Das alles wird so aufgeheizt und so bitter, und hätte doch das Potential einer Screwball-Comedy gehabt: Einzig und allein Laura Dern als routinierte Anwältin, die für ihre Klientinnen das Optimum herauspresst, lässt schlaksig etwas von der schaurigen Komik ahnen, die da drinnen wohnt – Alan Alda als eher ratloser und Ray Liotta als gnadenloser Anwalt scheinen aus einem bitteren Leben gegriffen.

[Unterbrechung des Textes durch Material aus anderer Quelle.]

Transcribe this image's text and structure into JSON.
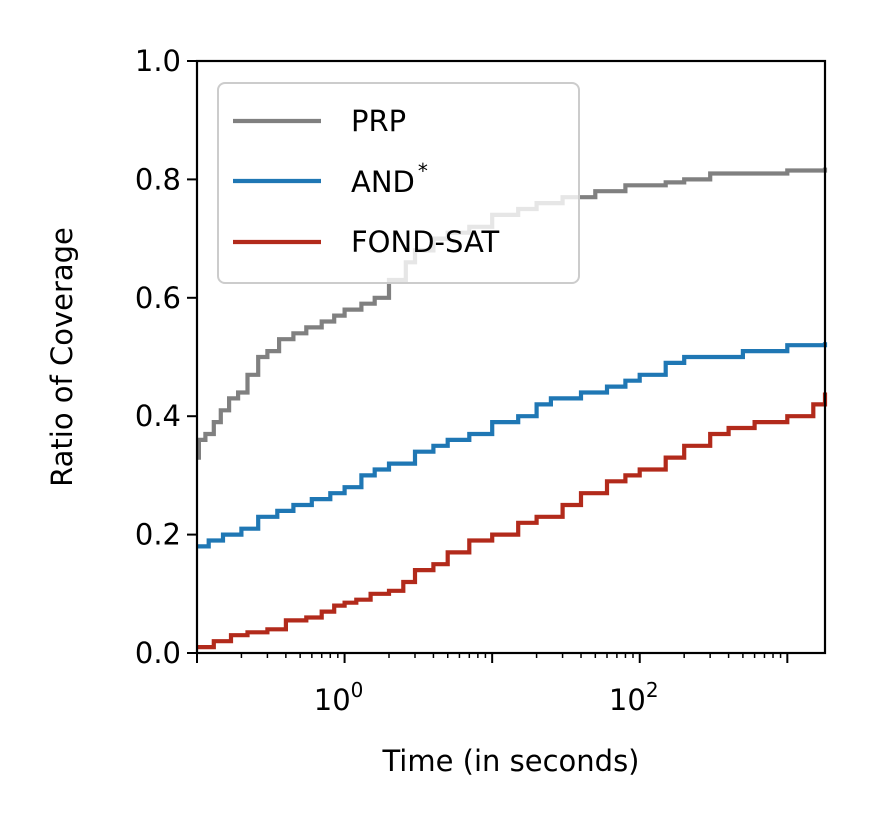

Und dazwischen, das erschüttert tatsächlich an diesem Film, steht der achtjährige Junge (Azhy Robertson). Er liebt beide Eltern (und sie ihn), ist jetzt tatsächlich zwischen ihnen hin- und hergerissen (obwohl beide sich bemühen, sich nicht unanständig zu benehmen), ein Kind, das nicht weiß, was geschieht und was es soll. Er wird zweifellos die Sünden dieser Scheidung lebenslang als Unsicherheitsfaktor in sich tragen.
Und trotz der starken, ehrlichen Elemente – ein etwas lockerer Zugriff hätte dem Ganzen gut getan.